19 Şubat 2010 Cuma

Kütür Kütür Yeşil Erik

Şöyle sulu sulu, kütür kütür, diş kamaştıran, ağız sulandıran, hep çemkirmesi meşhur komşunun bahçesinde oldukları için akıl çelen ve özlenen bir şeydir benim için.

Komşunun yasak ağacındakine nazaran manavın veya seyyar satıcının tezgâhında olanlar aynı değerde değillerdir nedense. Dalından koparmak, uğruna dayak yemeyi göze alarak aşırmak, bir anlamda duygusal bedel ödemek gerekir yeşil erik için.

Önce kızılcıklar açar, sonra bademler, onlardan çok sonra gelir erik çiçekleri; gene de baharın ilk müjdecilerinden birisidir erik ağacı. Şubat ayının kısacık süren sıcaklarına saftirik ergenler gibi kolay aldanır.

Mükerrem hanım teyzenin böyle bir erik ağacı vardı, gözü gibi koruduğu.

Can eriği diyorum size.

Gerçi o eriğin güzelliği kendisinden çok çalmak için (gerçi biz dalmak derdik) yaptığımız planlardı. Bir kişi Mükerrem hanım teyzeyi oyalar, diğer iki kişi oyalayanın hakkını da düşünerek eriğe dalardık.

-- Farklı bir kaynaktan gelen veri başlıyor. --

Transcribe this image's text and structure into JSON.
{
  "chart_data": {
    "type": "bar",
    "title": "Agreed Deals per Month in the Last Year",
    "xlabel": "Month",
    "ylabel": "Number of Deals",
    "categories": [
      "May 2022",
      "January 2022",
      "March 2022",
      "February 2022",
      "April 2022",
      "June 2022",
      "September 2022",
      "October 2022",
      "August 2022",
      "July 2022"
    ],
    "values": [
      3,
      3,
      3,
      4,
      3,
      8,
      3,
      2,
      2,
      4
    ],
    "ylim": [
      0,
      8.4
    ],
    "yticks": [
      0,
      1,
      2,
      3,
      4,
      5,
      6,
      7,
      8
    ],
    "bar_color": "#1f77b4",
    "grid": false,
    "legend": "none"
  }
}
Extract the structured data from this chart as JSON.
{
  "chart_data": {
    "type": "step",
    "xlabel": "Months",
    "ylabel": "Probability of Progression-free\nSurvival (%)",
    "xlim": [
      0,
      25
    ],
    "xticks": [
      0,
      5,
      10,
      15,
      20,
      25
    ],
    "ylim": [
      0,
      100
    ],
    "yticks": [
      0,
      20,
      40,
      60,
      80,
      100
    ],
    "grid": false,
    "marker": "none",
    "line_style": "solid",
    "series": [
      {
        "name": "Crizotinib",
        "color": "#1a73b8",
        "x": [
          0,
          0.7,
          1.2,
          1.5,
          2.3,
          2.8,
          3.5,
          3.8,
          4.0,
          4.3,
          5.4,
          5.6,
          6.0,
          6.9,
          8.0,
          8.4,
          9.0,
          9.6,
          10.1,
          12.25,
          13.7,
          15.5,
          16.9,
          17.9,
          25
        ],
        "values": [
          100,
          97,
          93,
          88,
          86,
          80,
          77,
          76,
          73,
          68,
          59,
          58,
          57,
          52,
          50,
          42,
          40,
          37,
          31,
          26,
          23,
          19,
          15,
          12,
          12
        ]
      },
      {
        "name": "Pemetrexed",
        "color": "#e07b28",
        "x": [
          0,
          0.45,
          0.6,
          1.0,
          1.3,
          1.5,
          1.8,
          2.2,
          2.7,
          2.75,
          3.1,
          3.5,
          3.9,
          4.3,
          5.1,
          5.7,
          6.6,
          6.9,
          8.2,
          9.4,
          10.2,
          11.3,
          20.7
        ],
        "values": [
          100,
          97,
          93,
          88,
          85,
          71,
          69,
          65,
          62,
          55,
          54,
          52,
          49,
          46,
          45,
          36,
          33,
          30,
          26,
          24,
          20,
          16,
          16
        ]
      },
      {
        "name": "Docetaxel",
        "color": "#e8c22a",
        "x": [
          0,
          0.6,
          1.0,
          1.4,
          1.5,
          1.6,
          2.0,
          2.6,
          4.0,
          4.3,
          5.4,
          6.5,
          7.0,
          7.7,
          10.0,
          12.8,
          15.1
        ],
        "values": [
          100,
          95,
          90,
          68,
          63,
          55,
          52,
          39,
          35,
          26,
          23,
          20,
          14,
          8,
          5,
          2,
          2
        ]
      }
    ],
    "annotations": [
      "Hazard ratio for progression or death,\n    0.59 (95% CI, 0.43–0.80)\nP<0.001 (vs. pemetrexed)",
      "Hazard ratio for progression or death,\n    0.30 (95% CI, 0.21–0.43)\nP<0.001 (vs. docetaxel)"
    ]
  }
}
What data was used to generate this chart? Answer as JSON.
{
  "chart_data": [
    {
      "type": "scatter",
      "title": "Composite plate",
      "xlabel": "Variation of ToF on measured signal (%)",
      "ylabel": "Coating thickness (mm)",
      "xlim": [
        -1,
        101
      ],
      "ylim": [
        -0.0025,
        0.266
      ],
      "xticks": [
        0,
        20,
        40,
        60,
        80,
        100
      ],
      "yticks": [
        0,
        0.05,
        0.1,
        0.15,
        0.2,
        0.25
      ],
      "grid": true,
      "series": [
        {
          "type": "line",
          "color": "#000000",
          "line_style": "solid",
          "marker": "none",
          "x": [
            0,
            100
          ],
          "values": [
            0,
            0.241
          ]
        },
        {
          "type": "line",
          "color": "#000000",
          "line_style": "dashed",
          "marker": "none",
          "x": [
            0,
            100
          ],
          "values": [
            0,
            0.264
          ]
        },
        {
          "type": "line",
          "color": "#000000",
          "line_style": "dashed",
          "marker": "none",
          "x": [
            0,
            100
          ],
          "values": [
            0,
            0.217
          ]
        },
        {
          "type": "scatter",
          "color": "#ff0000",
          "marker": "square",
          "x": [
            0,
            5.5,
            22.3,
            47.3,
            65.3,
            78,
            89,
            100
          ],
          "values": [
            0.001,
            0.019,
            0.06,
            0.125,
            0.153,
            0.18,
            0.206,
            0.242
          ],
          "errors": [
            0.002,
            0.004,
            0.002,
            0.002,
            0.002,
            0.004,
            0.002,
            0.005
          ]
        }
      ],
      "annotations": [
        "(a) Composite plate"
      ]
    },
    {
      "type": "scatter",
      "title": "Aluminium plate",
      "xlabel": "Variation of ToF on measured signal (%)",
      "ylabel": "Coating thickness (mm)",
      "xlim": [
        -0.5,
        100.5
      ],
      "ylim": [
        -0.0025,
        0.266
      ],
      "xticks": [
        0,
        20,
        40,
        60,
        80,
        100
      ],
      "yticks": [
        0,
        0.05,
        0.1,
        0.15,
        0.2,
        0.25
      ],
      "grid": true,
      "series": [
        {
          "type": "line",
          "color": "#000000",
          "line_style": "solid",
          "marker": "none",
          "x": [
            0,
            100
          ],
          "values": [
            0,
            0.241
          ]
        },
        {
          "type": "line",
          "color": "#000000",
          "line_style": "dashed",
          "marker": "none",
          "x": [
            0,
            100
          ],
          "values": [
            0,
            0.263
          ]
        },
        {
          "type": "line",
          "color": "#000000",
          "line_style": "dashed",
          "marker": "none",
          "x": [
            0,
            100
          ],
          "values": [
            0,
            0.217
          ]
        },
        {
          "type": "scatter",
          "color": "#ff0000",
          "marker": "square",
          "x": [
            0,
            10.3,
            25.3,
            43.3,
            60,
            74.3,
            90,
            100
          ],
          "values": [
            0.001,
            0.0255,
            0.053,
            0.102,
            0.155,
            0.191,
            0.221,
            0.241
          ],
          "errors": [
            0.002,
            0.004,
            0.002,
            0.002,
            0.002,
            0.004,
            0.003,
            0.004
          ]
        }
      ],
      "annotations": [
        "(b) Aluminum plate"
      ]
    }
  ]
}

Ganimeti paylaşmak için koşarak uzaklaşmak gerekirdi, o koşuşturma sırasında koynumuza doldurduğumuz eriklerin yarısını yollara sepelerdik. Mükkerrem hanım teyze oturma odası penceresinin hemen önündeki can eriğini korumak için yaptığımız planları suya düşürürdü çoğunca, gene de çok bağırmazdı ama bize, şöyle bir çemkirirdi.

Siz siz olun eriği dalından yemenin tadını unutmayın, unutturmayın ve benim gibi yapın; daha hiç bir manavdan veya seyyar satıcıdan erik almadım, almayı da düşünmüyorum, ama her yeşil erik görüşümde Mükerrem hanım teyzenin ruhuna bir Fatiha okumak geliyor içimden.